Five takeaways from USA's win against Canada

The U.S. national team needed 89 minutes to find a goal, but Friday's 1-0 win against Canada had more than one bright spot for the Americans.

The crowd was sparse, and the soccer was ugly for considerable stretches, but the U.S. national team's 1-0 victory against Canada still gave Jurgen Klinsmann plenty to chew on as the team's month-long training camp concluded.

It was clear by the makeshift defense that Klinsmann wasn't worrying too much about learning about his back line options. What the match provided was a good showcase for some attacking options. The offense did move the ball well in midfield and created several chances, but the final play was lacking, and poor touches by several players – most frequently Gyasi Zardes and Jordan Morris – contributed to the lack of goals.

The younger attackers may have struggled, but Jozy Altidore delivered a very professional performance and while he failed to convert several chances, the veteran forward was active throughout and combined well with his teammates.

The win helps Klinsmann start the new year with a pair of victories, and while they may not mean that much in the grand scheme of things considering the opponents and the players in the side, the January camp did help give some players the chance to impress and move up Klinsmann's pecking order.

Here is a look at some of the key takeaways from Friday's U.S. victory:


Few American starters draw more criticism than Altidore, particularly when he's running cold on the international level. On Friday, he provided a reminder of why he remains the unquestioned starter at forward. It's not just what he brings to the table, but there simply aren't other players ready to really challenge Altidore for his starting spot.

Klinsmann knows this all too well, and is focusing his energies on finding the best options to play alongside Altidore. Gyasi Zardes had his chance against Iceland, and turned in mixed results. Jordan Morris may not be close to truly challenging for a starting role, but he played well with Altidore and the two combined on some good sequences.

Altidore has lost more than 10 pounds of muscle to slim down and get quicker, and the early results look good. He moved well in both recent friendlies, and could be poised for a big year for club and country.


It can be argued that no player boosted their national team stock more in the recent camp and friendlies than Lee Nguyen, who showed up in top shape and determined to earn more playing time. Two very good starts later, and Nguyen has established himself as someone Klinsmann needs to keep in the picture in midfield.

Deployed on the left wing in both matches but given the freedom to roam, Nguyen showed off his deft touch and passing vision against Canada, displaying real confidence, and an ability to unlock defenses with his shifty moves and precise passes. Though not a pure winger, his technical quality could earn him more looks in a wide role, and potentially even some time in central midfield.


It may only be one match, but we may wind up seeing a lot of the Altidore-Morris tandem at forward. Morris played with confidence in what was only his second national team start. His touch may have failed him a few times, but his speed, tenacity and improving combination play helped create several chances for himself and for Altidore.

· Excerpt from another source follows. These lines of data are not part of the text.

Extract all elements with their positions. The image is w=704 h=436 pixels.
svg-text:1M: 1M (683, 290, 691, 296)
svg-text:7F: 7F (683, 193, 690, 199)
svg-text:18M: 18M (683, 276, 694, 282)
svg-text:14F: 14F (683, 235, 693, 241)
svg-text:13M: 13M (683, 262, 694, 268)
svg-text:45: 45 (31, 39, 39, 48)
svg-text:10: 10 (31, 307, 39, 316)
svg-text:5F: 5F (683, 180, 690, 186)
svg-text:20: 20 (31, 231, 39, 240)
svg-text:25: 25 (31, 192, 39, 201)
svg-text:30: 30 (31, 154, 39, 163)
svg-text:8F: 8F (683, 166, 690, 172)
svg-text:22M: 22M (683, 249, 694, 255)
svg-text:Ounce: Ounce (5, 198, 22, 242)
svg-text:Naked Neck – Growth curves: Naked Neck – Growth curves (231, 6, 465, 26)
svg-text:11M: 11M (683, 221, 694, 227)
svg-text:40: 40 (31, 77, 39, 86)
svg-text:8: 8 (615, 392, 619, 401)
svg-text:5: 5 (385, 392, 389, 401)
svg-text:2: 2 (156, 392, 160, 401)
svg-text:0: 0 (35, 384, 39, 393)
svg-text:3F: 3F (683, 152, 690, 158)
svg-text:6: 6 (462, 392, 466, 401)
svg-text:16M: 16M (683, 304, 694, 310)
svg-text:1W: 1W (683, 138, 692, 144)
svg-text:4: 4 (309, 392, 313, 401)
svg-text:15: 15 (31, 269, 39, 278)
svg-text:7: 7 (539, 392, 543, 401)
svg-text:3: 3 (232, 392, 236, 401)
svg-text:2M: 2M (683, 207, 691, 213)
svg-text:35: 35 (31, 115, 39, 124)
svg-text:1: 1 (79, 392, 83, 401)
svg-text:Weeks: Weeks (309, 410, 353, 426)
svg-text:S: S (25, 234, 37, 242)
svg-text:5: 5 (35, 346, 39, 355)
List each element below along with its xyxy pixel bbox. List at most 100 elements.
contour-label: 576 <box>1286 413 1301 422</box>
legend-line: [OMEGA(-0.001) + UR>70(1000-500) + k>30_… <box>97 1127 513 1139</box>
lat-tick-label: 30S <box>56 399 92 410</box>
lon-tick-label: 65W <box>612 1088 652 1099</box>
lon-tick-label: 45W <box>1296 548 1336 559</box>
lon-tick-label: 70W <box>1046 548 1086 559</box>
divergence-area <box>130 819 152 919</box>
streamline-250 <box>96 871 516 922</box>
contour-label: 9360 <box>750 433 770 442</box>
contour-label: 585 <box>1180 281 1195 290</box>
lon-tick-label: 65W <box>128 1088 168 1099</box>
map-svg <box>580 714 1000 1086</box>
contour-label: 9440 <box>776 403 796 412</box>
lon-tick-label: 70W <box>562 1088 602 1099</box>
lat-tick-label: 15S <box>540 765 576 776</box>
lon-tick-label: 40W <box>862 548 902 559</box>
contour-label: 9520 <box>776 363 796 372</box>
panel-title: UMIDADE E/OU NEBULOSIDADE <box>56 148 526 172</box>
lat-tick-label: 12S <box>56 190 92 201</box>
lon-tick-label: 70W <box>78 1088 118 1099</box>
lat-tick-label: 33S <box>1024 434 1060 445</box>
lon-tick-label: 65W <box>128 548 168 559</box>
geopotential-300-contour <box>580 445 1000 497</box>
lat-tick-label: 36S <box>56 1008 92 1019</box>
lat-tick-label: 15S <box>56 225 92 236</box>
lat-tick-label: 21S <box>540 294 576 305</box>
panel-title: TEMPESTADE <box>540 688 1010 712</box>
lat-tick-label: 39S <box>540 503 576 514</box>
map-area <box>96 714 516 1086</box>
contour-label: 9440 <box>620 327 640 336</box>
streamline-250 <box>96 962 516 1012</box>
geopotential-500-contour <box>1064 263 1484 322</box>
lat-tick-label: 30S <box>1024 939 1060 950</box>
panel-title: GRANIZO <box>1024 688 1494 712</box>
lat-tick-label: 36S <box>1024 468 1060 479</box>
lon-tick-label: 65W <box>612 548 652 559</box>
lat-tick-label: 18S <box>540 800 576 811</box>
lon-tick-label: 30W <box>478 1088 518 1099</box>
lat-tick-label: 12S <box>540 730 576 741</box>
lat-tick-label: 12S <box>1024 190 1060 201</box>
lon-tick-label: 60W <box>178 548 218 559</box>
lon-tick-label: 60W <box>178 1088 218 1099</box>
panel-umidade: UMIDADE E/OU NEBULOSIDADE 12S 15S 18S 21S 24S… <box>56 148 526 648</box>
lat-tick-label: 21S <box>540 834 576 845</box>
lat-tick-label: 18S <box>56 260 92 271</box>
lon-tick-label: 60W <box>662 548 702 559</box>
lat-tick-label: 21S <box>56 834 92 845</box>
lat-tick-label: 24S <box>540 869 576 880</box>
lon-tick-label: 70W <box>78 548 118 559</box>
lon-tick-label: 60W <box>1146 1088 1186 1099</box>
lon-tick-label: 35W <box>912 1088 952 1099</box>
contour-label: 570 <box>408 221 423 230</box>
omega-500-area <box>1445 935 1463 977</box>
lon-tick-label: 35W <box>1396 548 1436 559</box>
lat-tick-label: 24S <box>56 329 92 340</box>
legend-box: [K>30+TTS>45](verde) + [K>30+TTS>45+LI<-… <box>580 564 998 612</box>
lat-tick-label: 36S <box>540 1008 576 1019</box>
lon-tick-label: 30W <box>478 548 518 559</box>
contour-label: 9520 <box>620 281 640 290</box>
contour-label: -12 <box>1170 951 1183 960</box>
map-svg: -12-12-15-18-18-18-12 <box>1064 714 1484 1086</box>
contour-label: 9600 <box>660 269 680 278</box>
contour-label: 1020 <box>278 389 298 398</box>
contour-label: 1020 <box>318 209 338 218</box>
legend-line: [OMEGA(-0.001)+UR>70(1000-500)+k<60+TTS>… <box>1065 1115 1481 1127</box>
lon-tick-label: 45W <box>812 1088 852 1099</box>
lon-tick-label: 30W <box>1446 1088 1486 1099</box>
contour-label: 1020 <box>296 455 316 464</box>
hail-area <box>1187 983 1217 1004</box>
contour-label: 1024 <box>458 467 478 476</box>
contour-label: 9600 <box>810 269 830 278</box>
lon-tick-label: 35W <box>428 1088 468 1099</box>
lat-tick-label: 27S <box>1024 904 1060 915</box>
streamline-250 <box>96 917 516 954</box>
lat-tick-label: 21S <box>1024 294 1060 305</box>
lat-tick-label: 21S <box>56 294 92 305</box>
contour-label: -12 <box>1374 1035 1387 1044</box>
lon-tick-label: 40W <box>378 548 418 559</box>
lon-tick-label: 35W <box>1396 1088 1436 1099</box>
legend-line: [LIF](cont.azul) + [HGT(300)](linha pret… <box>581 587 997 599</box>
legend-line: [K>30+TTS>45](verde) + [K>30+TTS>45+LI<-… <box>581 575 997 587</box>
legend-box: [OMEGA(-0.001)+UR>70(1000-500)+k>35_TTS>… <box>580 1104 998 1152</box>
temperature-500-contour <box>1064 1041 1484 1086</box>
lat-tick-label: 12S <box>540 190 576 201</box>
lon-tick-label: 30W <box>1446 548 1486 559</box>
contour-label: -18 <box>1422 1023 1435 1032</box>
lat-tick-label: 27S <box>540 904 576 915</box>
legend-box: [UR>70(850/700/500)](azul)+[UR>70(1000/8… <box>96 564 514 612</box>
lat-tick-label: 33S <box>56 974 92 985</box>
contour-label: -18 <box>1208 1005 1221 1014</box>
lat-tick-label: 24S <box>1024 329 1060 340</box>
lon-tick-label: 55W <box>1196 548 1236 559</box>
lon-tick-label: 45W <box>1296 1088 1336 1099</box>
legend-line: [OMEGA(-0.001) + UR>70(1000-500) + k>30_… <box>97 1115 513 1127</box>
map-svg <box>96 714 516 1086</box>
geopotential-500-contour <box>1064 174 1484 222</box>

It's easy to forget that Morris has just nine U.S. caps and has played zero professional matches. The 21-year-old is sure to improve once he settles into the Seattle Sounders setup, and the experience he will gain as a pro should see his game grow considerably this year.


With the possible exception of Jermaine Jones, there was probably no player more frustrating to watch than Gyasi Zardes, who squandered countless looks and killed multiple attacks with poor touches and bad decision-making.

To be clear, Zardes did have a hand in some good plays, included a perfect pass to set up an Altidore chance, and his own dangerous shot that forced a save. He also showed his trademark tireless defensive work. Unfortunately, his good work didn't cancel out the countless number of awful touches, ill-timed hesitations and general lack of confidence in the final third.

It could be chalked up to rust and being in preseason form, but these issues are nothing new for Zardes. Until he can improve in these key areas, it's tough to see him being a reliable starter on the international level.


When the initial January camp roster was announced, Mix Diskerud's inclusion was met with plenty of consternation. After all, he was coming off what was widely regarded as a mediocre season at New York City FC, and that didn't stop him from being chosen ahead of more productive MLS players like Dax McCarty, Sacha Kljestan and yes, Benny Feilhaber.

Klinsmann didn't hold Diskerud's 2015 struggles against him, choosing instead to focus on the fact Diskerud has done well with the U.S. on several occasions. Diskerud repaid Klinsmann's faith once again on Friday, looking very comfortable in a central midfield partnership with Michael Bradley. His movement was crisp, passes sharp and decisions steady. He did enough to leave you feeling like Klinsmann was right to call him in.

Diskerud surely knows how disappointing 2015 was, and after Friday's match he stressed that it is a new year. How he fares with NYCFC this year will go a long way toward determining just how large a role he will play for the U.S. in 2016, but on Friday he provided Klinsmann, and U.S. fans, a reminder of why he should still be in the midfield conversation.